The documentary keeps you informed about the cougar family as the kittens grow up. The kittens are raised completely wild as they learn to hunt from their mother. When the kittens are eight months of age, the mother cat is sent to a big cat sanctuary and the two eight-month-old "kittens" are taken to a remote wilderness area and released.

No tracking collars were put on the two young male pumas, so no follow-up is shown in the movie. I totally enjoyed the parts of the movie about the grace, speed and fluidity of a panther's chase. Beautiful footage of this wild cat family had me in awe. I learned that a puma's territory is 150 square miles and many pumas have the same territory for their entire lives.

Toward the end of the documentary, a mountain lion hunt in Idaho is shown. It is legal to hunt mountain lions in a number of states. This particular hunt is for sport and only male mountain lions can be hunted. A pick up truck follows fresh puma tracks in the snow. When the tracks lead off into the forest, a pack of hounds is released to track and tree the puma. The puma is a sitting duck. (Oops mixed metaphor.) Two shots ring out and we watch the puma fall from the tree. One more shot is fired at the puma after it hits the ground. I guess that was to make sure it was really dead. Yuck! Disturbing images after seeing the magnificent beauty of this animal.

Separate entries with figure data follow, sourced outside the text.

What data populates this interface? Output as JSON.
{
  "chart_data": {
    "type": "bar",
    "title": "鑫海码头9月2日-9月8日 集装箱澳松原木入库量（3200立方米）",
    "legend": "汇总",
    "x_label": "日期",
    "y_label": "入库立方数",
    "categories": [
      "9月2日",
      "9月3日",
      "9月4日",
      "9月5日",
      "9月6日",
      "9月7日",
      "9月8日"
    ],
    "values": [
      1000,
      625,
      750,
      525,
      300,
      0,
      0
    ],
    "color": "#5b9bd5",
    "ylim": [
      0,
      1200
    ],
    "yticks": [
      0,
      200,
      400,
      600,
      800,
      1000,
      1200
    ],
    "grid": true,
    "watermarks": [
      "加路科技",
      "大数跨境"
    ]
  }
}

  1. Oooh I HATE movies like that! I can see hunting for food (deer) or killing off an animal if it is killing your livestock etc. but not killing just to kill. Sad.
    KarenInTheWoods and Steveio
    (Blog) RVing: The USA Is Our Big Backyard

    1. I'm hoping the reason the killing was shown in the documentary was to stir up a flame in people to help pass laws to stop the killing. After watching those majestic cats and all they go through, I want them to live. I'm the kind of person who would like to see more balance in nature without so much interference from people!

  2. We still have mountain lions around here and I'm glad they are relocated after shot with a tranquilizer. They are truly majestic animals that were here before we were.

    Stephen Tremp
    A to Z Co-host
    Twitter: @StephenTremp

    1. Stephen,
      So happy to hear there are still mountain lions around. I would love to see one in the wild.

      It's good there is still territory in which to relocate them.

  3. my grandmother has a ceramic black panther on her coffee table (we were NOT allowed to touch it.) I think that is why I am so intrigued by them. Really hope to see one in Florida next year. . .(they are protected there, I believe.)

    Not a big fan of hunting for sport. . .needs to serve a purpose!

    1. Let me know if you see a panther in Florida. Don't they mostly come out at night?

      I do not like hunting for sport, either!